Thatch Cottage Roofing Turorial
I was asked to do a little tutorial on thatching a miniature cottage so here goes...
To thatch a roof you will need:
Coconut fibre (about two bundles were used on my little thatch cottage so if it’s a big job you will need a lot!)
2-3 large tubes of Calk or Clear sealant (the sort used for bathrooms etc)
I believe there is a degree of personal judgment required so during this process step back often and take a look and use your personal judgment, perhaps you need less space between the rows of thatch or maybe they should be closer together, do you feel they should be thicker or thinner etc, it’s really up to you so have fun and enjoy the process.
Firstly, make sure that any roof decoration/alteration/painting around the edges etc is complete and dry before you begin.
Mark a line from one side of the roof to the other, around 6cm from the lower edge of your roof as a guide then cut some coconut fibre into 10cm (aprox) strips.
Generously spread some sealant or calk onto your roof (aprox 6cm square).
Tip: I use both calk and sealant, the sealant does not dry ‘bouncy’ like it would around a bath, it also stretches a little more and dries clear so that you can’t see it through or on the thatch so it’s great for finishing off the top layer.
Push/slide a thin layer (aprox 0.5cm thick, 3-4cm wide) of coconut fibre upwards from the base of your roof into the sealant/calk and leave a large overhang of 4cm and press down.
Tip: this is a messy job so it’s a good idea to wear a pair of thin latex gloves, if not have an old flannel/face cloth in a bowl of water close buy so you can clean your fingers regularly.
Continue filling up the bottom layer in the same way.
The second layer should sit around 2cm up from the first layer; again mark a line from the top of the first layer 2cm up. Spread a generous layer of calk or sealant and overlap it onto the previous layer leaving the bottom 3/4 free from any sealant. Again push or slide a section of the pre-cut (10cm) coconut fibre into the sealant and onto the roof.
Continue until you have completed a full row. Then repeat this whole process on both sides of the roof until you have approximately 4cm left of roof to cover.
This is where the artistic bit starts.
Take a piece of card 8 cm wide x the length of your roof. Fold the card in half length ways so you have two sections 4cm x roof length and set aside.
Take a small bunch of coconut fibre and the string, bend the coconut fibre in half and tie tightly with string, do this with several bunches, enough to cover the top of your roof. Wet the coconut fibre bunches and then hang up to dry.
Take the card and spread some sealant down one side. Next press a thin line of coconut fibre (aprox 0.5cm) onto the sealant being sure not to overlap the fold line. Do the same on the other side, be sure there is no sealant showing through and cover with a piece of paper. Stack some heavy books on top to weight it down and leave overnight.
When you return to the thatched card lift the books and paper and leave it to sit for a little longer, before going any further be sure that it is fully dry.

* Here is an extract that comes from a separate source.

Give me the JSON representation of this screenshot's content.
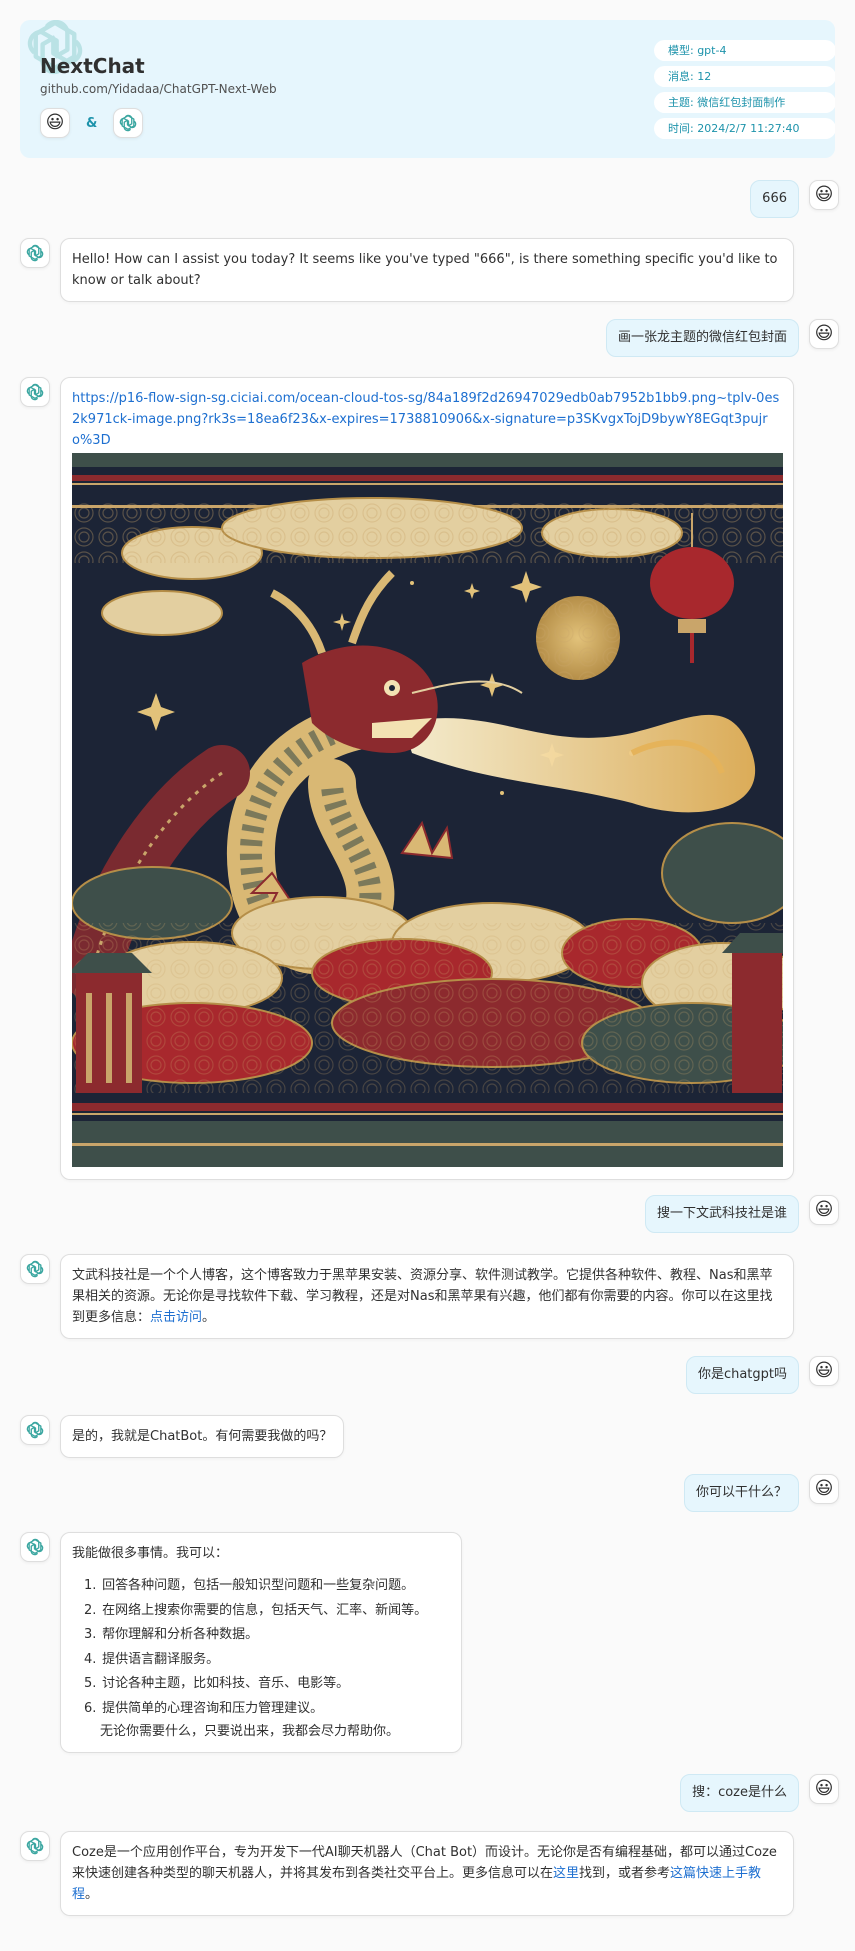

Take another piece of card and make a template for your pattern. Place the pattern onto the thatched card and using some sharp scissors cut the shape into the card and thatch on both sides.
Tip: to help you gain the shape you want you may have to cut the basic shape, step back and take a look from a far then gently trim any straggly strands a few at a time like clipping a hedge until the desired effect is achieved.
Trim a straight line around the base of the roof, I like to leave a wide overhang but use your judgment here.
Next you will need to trim the thatch on your roof. It’s much like a haircut, using sharp scissors aim the length of the scissors upward towards the top of the roof and cut upwards only on a sort of diagonal. In this way you will avoid cutting chunks out of your new roof and it will achieve a much smoother finish.
Tip: if the thatch is sticking up to much or moving as you try to cut it. Place your hand on top and press down gently to hold it firm while you cut.
Tip: if you do end up with a couple of gaps or chunks missing, cut some thatching quite small, cover the end with sealant, open up the hole and slid the thatch into place, leave to dry and trim later.
Now cover the top of your roof with a thin layer of calk, place the dry, folded card on top and press down firmly and hold. If possible apply a small amount of pressure in the form of a clip or something to hold it in place for a few hours.
When the roof is set, take the bent bunches of coconut fibre and stick a thin layer over the very top of the roof (and thatched card). Once these are stuck in place trim to match the pattern you have already cut out. Repeat this until you can no longer see any card and the top of the roof is completely covered.
Lastly take the string and glue it with PVA glue into a pattern to finish off the roof and make it look more authentic.